The patella is a bone within a tendon - the tendon of the long quadriceps muscle that spans the region from the hip to the shinbone. The illustration on the right shows one part of the quadriceps muscle (the rectus femoris part) and you can see the patella within its tendon just at the knee joint. The muscle attaches above to the pelvis and the top of the femur (thighbone), and below to the tibia (shinbone) at an important lumpy spot about 1.5 inches below the bottom of the patella - the 'tibial tubercle'.
This image on the left (an MRI scan with reverse contrast) is looking at the knee from the side. One can see the patella as part of the tendon, and the point where the tendon attaches to the tibia bone at the tibial tubercle. The bit of tendon below the patella is called the patellar tendon, and the bit above it is called the quads tendon (or quadriceps tendon). Note also the relationship of the fat pad to the patella - this is a wad of fatty tissue that fills the space below and behind the patella.
When talking about the mechanics of the patella, doctors often refer to the 'extensor mechanism' - meaning the whole muscle/tendon/bone structure of which the patella is a part. ['Extension' means 'straightening', and the extensor mechanism is comprised of the bones, muscles and tendons which act to straighten (extend) the knee, the main extensor muscle being the quadriceps muscle.]
The capsular structures of the knee (the internal casing of the joint) play a local role in maintaining patellar alignment. On the lateral (outer side) is a tight area called the 'lateral retinaculum' and it tends to restrain the patella on the outer side, usually counteracted on the medial side by the medial patellofemoral ligament and a strong quads muscle, especially that portion of it known as the VMO. The medial capsular structures are less tight, so if the VMO becomes weak there may be a tendency for the patella to be pulled to the lateral side. The medial patellofemoral ligament (MPFL) is an important restraint that becomes damages after patellar dislocation.

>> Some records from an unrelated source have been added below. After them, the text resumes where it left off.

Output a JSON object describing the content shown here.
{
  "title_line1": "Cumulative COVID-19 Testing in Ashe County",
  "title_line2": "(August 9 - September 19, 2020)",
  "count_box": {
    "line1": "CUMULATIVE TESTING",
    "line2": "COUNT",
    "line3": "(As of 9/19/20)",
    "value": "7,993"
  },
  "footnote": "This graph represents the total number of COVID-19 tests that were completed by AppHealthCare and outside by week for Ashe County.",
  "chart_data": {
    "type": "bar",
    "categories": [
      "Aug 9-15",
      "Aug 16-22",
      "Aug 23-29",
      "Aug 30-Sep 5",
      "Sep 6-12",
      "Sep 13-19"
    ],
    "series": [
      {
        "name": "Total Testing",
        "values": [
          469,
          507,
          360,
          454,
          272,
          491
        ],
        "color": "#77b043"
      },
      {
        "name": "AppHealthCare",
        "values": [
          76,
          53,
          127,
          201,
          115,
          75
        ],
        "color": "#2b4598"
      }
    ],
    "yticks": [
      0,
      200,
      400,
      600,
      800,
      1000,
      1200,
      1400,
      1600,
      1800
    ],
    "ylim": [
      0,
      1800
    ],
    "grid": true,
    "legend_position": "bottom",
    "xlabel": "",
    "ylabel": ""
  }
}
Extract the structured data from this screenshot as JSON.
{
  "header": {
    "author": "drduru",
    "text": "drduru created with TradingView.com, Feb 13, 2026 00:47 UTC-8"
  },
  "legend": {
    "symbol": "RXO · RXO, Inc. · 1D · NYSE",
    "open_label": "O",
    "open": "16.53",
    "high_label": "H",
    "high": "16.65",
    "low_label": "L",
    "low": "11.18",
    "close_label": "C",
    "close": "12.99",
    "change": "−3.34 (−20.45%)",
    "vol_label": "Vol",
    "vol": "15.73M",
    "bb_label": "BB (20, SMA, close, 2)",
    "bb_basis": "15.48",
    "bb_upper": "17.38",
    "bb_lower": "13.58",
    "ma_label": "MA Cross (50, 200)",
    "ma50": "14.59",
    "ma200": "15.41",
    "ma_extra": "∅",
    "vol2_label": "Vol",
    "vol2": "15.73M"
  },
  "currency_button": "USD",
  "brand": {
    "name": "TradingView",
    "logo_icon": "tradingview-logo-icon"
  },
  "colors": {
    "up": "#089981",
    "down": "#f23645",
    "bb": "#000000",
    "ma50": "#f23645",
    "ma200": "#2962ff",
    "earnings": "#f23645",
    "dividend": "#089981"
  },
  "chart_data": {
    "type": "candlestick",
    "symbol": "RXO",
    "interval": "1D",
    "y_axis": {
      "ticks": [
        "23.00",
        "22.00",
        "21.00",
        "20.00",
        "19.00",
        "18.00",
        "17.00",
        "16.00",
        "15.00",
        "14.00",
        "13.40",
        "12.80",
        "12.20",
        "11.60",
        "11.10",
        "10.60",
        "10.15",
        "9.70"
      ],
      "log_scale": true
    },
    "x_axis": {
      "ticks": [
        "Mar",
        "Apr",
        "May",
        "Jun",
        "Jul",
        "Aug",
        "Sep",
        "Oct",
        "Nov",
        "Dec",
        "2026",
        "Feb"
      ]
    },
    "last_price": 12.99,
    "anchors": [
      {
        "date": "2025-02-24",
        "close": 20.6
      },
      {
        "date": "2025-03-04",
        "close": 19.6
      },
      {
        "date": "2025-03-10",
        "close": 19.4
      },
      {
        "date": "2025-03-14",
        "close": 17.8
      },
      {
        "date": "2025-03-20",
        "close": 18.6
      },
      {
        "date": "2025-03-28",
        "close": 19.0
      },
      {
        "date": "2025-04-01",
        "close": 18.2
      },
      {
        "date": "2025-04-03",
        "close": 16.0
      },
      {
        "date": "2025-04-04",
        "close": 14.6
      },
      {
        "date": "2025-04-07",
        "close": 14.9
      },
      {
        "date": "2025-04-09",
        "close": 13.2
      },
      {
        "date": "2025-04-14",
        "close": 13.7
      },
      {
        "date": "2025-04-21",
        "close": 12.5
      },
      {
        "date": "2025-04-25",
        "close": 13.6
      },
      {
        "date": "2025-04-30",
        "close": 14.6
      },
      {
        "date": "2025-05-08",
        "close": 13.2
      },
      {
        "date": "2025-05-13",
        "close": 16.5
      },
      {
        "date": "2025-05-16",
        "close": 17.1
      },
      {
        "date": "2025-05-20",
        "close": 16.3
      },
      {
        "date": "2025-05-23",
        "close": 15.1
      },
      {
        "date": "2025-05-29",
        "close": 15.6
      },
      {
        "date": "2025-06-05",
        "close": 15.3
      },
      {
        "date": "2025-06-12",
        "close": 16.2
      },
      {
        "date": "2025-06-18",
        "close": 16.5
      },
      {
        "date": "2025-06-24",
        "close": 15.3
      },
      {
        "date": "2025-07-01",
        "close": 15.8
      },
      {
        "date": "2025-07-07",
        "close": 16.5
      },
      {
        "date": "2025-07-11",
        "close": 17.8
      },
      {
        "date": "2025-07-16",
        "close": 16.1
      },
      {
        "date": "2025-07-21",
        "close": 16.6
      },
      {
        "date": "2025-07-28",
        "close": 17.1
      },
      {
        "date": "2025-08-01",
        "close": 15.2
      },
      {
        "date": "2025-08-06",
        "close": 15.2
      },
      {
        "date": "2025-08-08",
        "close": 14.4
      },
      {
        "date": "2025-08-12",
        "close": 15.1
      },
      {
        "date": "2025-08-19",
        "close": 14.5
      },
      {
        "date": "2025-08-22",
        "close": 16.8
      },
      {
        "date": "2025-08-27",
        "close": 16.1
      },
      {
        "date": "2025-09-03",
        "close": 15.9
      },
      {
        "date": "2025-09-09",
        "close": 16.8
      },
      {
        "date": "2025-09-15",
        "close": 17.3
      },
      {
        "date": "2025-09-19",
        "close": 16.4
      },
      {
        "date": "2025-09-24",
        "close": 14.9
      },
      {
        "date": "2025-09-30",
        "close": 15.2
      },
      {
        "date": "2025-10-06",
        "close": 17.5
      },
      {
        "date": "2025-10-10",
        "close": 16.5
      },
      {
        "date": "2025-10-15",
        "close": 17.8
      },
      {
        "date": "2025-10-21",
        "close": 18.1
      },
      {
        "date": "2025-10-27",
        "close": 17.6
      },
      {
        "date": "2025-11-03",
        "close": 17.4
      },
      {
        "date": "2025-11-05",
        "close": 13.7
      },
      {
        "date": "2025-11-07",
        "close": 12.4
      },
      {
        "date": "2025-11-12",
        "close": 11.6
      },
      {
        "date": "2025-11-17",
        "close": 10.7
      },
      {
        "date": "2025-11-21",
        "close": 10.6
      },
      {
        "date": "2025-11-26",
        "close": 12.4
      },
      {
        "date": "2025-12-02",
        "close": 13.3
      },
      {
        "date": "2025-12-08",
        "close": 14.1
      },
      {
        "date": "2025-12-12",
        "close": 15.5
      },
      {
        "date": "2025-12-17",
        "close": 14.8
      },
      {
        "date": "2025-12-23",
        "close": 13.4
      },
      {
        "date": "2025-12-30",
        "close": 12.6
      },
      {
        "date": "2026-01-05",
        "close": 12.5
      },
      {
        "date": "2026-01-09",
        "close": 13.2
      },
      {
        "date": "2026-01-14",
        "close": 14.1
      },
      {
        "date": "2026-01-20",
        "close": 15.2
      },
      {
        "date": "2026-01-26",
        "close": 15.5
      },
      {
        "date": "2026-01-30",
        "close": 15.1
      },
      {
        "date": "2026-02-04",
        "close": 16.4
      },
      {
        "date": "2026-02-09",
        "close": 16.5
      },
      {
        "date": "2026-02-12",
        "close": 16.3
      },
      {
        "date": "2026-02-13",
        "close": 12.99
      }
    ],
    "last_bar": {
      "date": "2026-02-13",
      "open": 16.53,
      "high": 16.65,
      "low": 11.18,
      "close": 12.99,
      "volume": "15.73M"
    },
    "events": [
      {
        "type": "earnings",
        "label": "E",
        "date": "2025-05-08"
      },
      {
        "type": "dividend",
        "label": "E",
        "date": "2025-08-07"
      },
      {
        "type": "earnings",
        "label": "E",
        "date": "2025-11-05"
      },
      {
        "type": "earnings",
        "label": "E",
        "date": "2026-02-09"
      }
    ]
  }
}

Anatomical conditions affecting the extensor mechanism and tending to pull the patella to the outer side include a twisted femur (femoral torsion) or a tibial tubercle which is too far over to the outer side. A measure of the likely stress on the patella is the 'Q-angle' 'quads' angle. The bigger this angle, the greater the force trying to pull the patella to the outer side, and the restraints and the trochlear groove are not always sufficient to keep the patella where it should be.
Normally, when the knee is straight (extension) the kneecap sits at the shallow section of the trochlea. As the knee flexes ('bends'), it is pulled into the deeper part of the trochlea at about 30 degrees of flexion, then runs centrally in the trochlear groove during the rest of bending. Should the walls of the groove be defective ('trochlear dysplasia') or the patella sit too high on the femur ('patella alta'), then the patella may sometimes come out of the groove, partially ('subluxation') or fully ('dislocation').